Os advogados também voltaram a pedir a anulação da delação premiada do ex-ajudante de ordens de Jair Bolsonaro, Mauro Cid. A alegação é de que o tenente-coronel foi coagido nos depoimentos à Polícia Federal e ao ministro Alexandre de Moraes, levando a contradições.

Mauro Cid, no entanto, afirmou ao STF que não fez a colaboração sob ameaça e reforçou que – em nenhum momento – ficou sem a presença de advogados.

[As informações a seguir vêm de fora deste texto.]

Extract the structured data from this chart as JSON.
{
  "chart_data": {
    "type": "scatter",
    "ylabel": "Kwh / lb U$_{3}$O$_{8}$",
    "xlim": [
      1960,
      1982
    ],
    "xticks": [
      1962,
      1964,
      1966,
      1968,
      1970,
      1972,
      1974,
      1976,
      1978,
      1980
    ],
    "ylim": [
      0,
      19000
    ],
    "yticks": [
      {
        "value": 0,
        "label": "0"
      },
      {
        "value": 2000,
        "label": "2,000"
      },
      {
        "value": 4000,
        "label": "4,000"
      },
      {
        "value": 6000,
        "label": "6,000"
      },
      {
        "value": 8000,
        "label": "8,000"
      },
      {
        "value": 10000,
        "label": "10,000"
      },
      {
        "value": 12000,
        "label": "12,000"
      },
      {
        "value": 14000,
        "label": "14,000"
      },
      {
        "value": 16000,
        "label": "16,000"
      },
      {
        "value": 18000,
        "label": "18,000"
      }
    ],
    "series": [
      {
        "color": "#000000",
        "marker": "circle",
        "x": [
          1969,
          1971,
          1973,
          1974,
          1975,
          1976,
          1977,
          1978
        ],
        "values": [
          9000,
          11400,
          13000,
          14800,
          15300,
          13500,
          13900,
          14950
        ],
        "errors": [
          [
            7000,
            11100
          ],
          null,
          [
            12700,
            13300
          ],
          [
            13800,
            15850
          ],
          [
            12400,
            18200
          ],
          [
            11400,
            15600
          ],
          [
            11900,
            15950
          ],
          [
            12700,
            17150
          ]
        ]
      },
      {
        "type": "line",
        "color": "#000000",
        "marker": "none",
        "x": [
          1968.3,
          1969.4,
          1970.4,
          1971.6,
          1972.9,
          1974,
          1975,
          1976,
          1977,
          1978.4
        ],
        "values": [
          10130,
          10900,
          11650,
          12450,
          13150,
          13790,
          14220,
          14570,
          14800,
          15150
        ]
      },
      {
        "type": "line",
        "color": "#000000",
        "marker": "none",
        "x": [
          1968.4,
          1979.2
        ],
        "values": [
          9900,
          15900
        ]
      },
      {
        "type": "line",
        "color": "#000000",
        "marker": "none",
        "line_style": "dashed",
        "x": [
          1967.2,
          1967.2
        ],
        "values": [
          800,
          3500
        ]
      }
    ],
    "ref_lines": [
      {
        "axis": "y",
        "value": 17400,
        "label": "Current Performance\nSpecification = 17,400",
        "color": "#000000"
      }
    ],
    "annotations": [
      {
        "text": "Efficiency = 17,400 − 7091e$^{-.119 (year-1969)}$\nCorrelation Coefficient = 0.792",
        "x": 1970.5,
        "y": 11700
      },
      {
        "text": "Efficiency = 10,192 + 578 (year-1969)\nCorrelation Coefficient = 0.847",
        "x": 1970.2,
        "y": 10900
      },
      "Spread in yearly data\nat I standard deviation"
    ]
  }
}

Além de Jair Bolsonaro, outras 33 pessoas foram denunciadas pela Procuradoria-Geral da República por participação no plano golpista. Entre elas, o ex-ministro e candidato a vice, general Braga Netto, que está preso e tem até sexta-feira (07) para apresentar as contestações, por conta da data da intimação.

Se as denúncias forem aceitas pelo STF, Jair Bolsonaro e os outros acusados se tornarão réus e responderão a um processo penal por cinco crimes liderança de organização criminosa armada, golpe de Estado, tentativa de abolição violenta do Estado Democrático de Direito, dano qualificado pela violência e grave ameaça contra o patrimônio da união, e deterioração de patrimônio tombado.